Bei Waschzwängen haben die Betroffenen Angst vor Ansteckungen aller Art. Sie üben Waschrituale aus, meiden den Kontakt mit „kontaminierten“ Dingen. Wie diese Rituale strukturiert sind und wie lange sie dauern variiert von Person zu Person. Hierbei ist wichtig, wie genau der Wasserhahn betätigt wird. Wann der Seifenspender zum Einsatz kommt. Wieviel Seife genutzt wird. Wie die Hände dabei bewegt und gehalten werden. Jedes einzelne Detail spielt eine wichtige Rolle in diesen Ritualen.

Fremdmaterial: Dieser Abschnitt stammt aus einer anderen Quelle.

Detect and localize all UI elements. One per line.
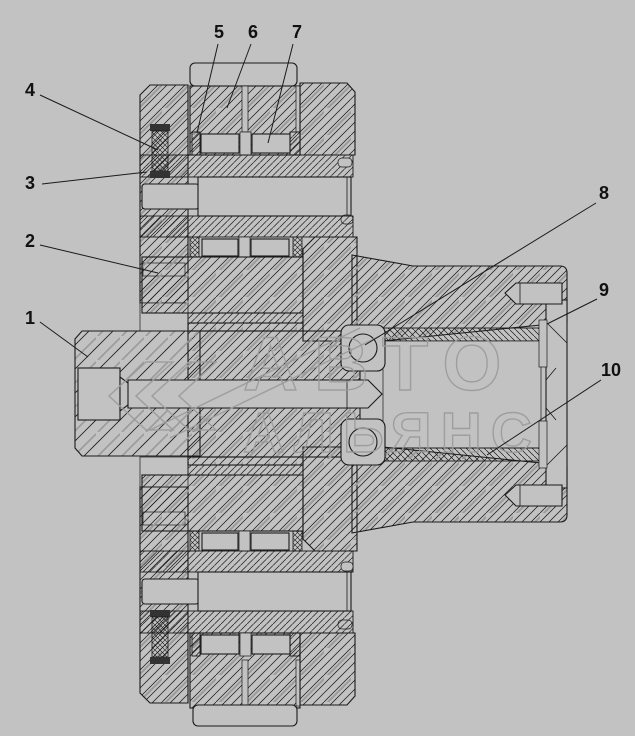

Wer unter Kontrollzwängen leidet, hat schreckliche Angst davor, dass die eigenen (vermeintlichen) Fehler schwerwiegende Folgen verursachen. Zum Beispiel kann man Angst davor haben, dass sich jemand aus dem Fenster der eigenen Wohnung stürzen könnte, wenn man nicht das Fenster ständig und ritualisiert kontrolliert. Das ist schon eine krasse Angst. Betroffene können manchmal auch gar nicht sagen wovor sie Angst haben. Sie haben halt den Drang zu kontrollieren. Sich zu vergewissern, dass alles in Ordnung ist.

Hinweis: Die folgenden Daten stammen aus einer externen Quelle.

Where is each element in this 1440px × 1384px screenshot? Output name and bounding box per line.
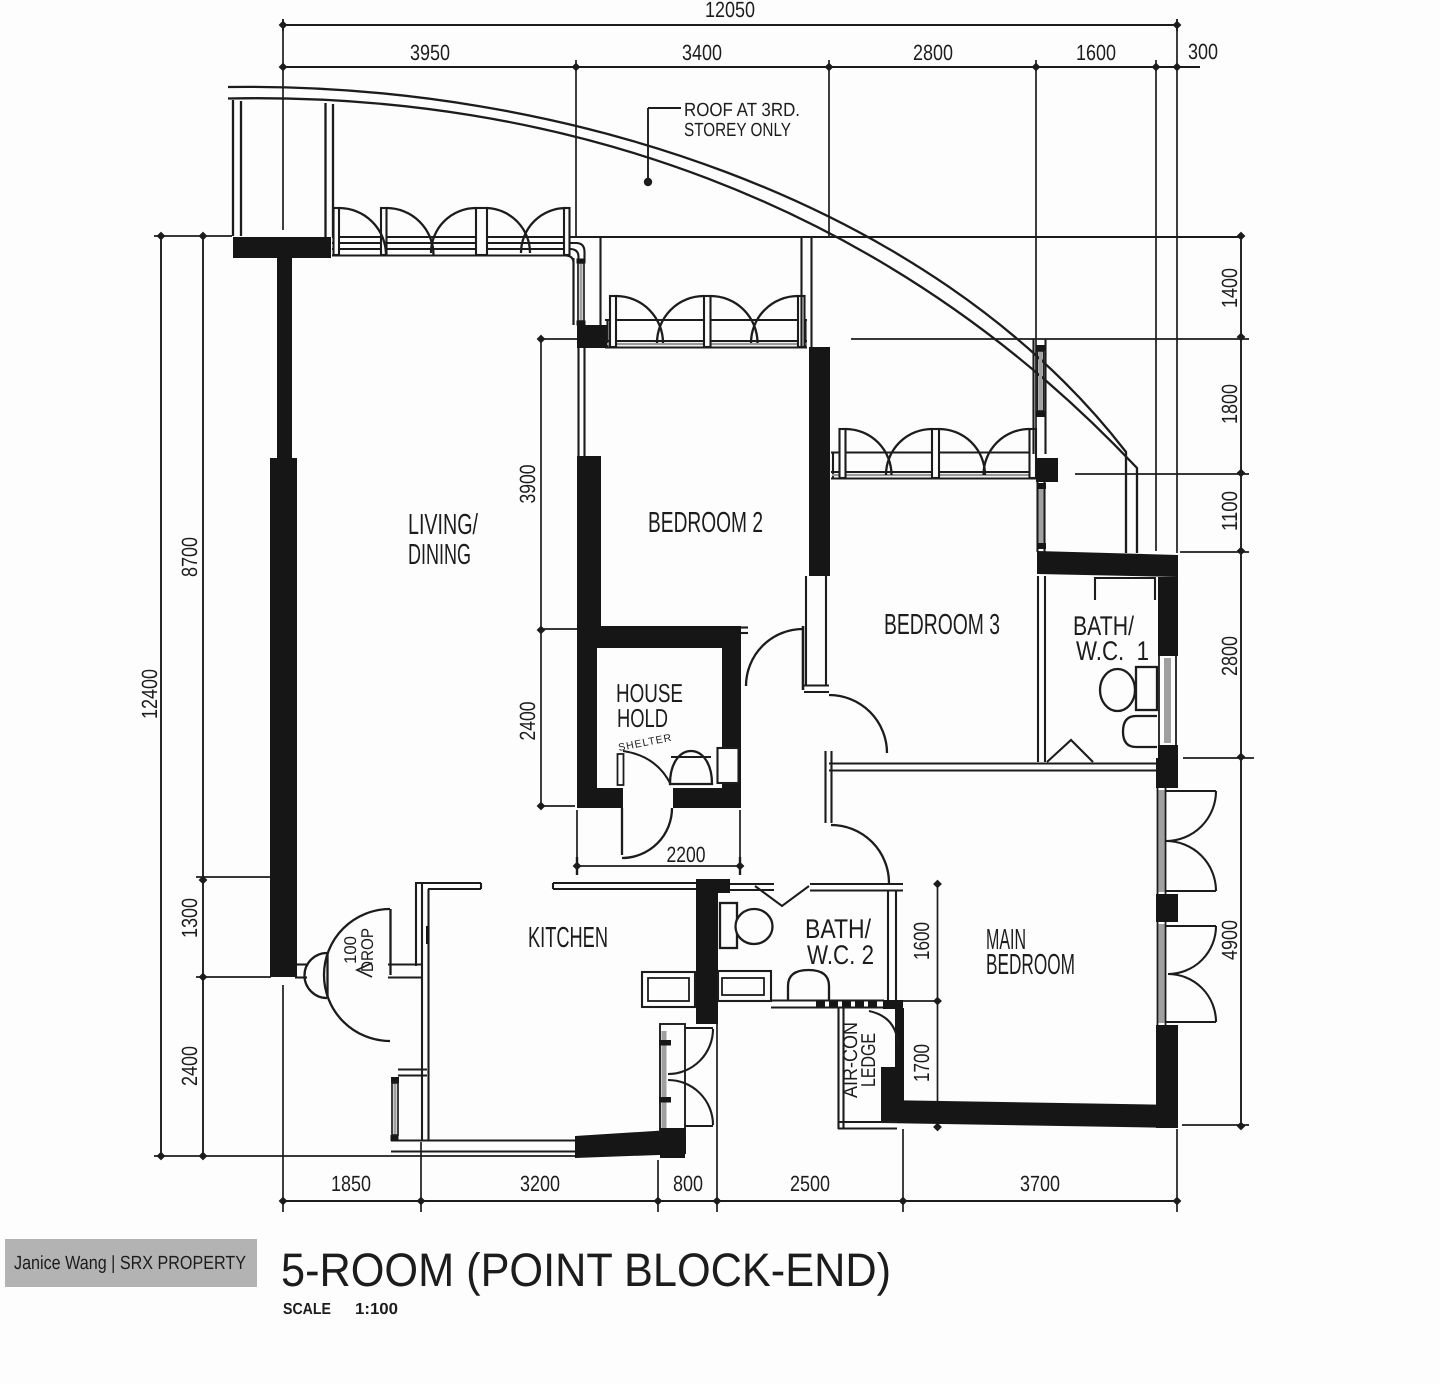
svg-text:Janice Wang | SRX PROPERTY: Janice Wang | SRX PROPERTY [14,1253,246,1274]
svg-text:3700: 3700 [1020,1171,1060,1196]
svg-text:3900: 3900 [515,465,540,504]
svg-text:12400: 12400 [137,669,162,719]
svg-text:2500: 2500 [790,1171,830,1196]
svg-text:KITCHEN: KITCHEN [528,922,608,954]
svg-text:BEDROOM 2: BEDROOM 2 [648,507,763,539]
svg-text:2800: 2800 [913,40,953,65]
svg-text:1700: 1700 [909,1044,934,1082]
svg-text:1:100: 1:100 [355,1301,398,1318]
svg-text:3400: 3400 [682,40,722,65]
svg-text:DINING: DINING [408,539,471,571]
svg-text:1850: 1850 [331,1171,371,1196]
svg-text:STOREY ONLY: STOREY ONLY [684,120,791,141]
svg-text:8700: 8700 [177,537,202,577]
svg-text:2200: 2200 [667,842,706,867]
svg-text:5-ROOM (POINT BLOCK-END): 5-ROOM (POINT BLOCK-END) [281,1243,891,1296]
svg-text:2800: 2800 [1217,636,1242,676]
svg-text:3200: 3200 [520,1171,560,1196]
svg-text:ROOF AT 3RD.: ROOF AT 3RD. [684,100,800,121]
svg-text:W.C. 1: W.C. 1 [1076,636,1149,666]
svg-text:BEDROOM 3: BEDROOM 3 [884,609,1000,641]
svg-text:3950: 3950 [410,40,450,65]
svg-text:SCALE: SCALE [283,1301,331,1318]
svg-text:12050: 12050 [705,0,755,22]
svg-text:1100: 1100 [1217,491,1242,531]
svg-text:HOLD: HOLD [617,703,668,733]
svg-text:BEDROOM: BEDROOM [986,949,1075,981]
svg-text:W.C. 2: W.C. 2 [807,940,874,970]
svg-text:2400: 2400 [177,1046,202,1086]
svg-text:1400: 1400 [1217,268,1242,308]
svg-text:LEDGE: LEDGE [858,1033,880,1087]
svg-text:LIVING/: LIVING/ [408,509,479,541]
svg-text:1600: 1600 [1076,40,1116,65]
svg-text:1800: 1800 [1217,384,1242,424]
svg-text:800: 800 [673,1171,703,1196]
svg-text:300: 300 [1188,39,1218,64]
svg-text:1300: 1300 [177,898,202,938]
svg-text:2400: 2400 [515,702,540,741]
svg-text:4900: 4900 [1217,920,1242,960]
svg-text:1600: 1600 [909,922,934,960]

Zwangsstörungen werden im allgemeinen Sprachgebrauch oft verfälscht dargestellt. Dieser Artikel soll einen kleinen Einblick in das Störungsbild bieten. Wir von der Psychoffensive versuche mit unseren Beiträgen nicht nur ein bisschen Wissen in die Welt zu bringen, sondern auch den Betroffenen gerecht zu werden. Wenn man nicht selber unter einer psychischen Störung leidet kann man sich nur schwer vorstellen, was das eigentlich bedeutet. Deswegen bedanken wir uns an dieser Stelle, dass Du (!), unser Leser, dich für diese Thematiken interessierst und uns dabei hilfst den Vorurteilen und falschen Überzeugungen den Kampf anzusagen!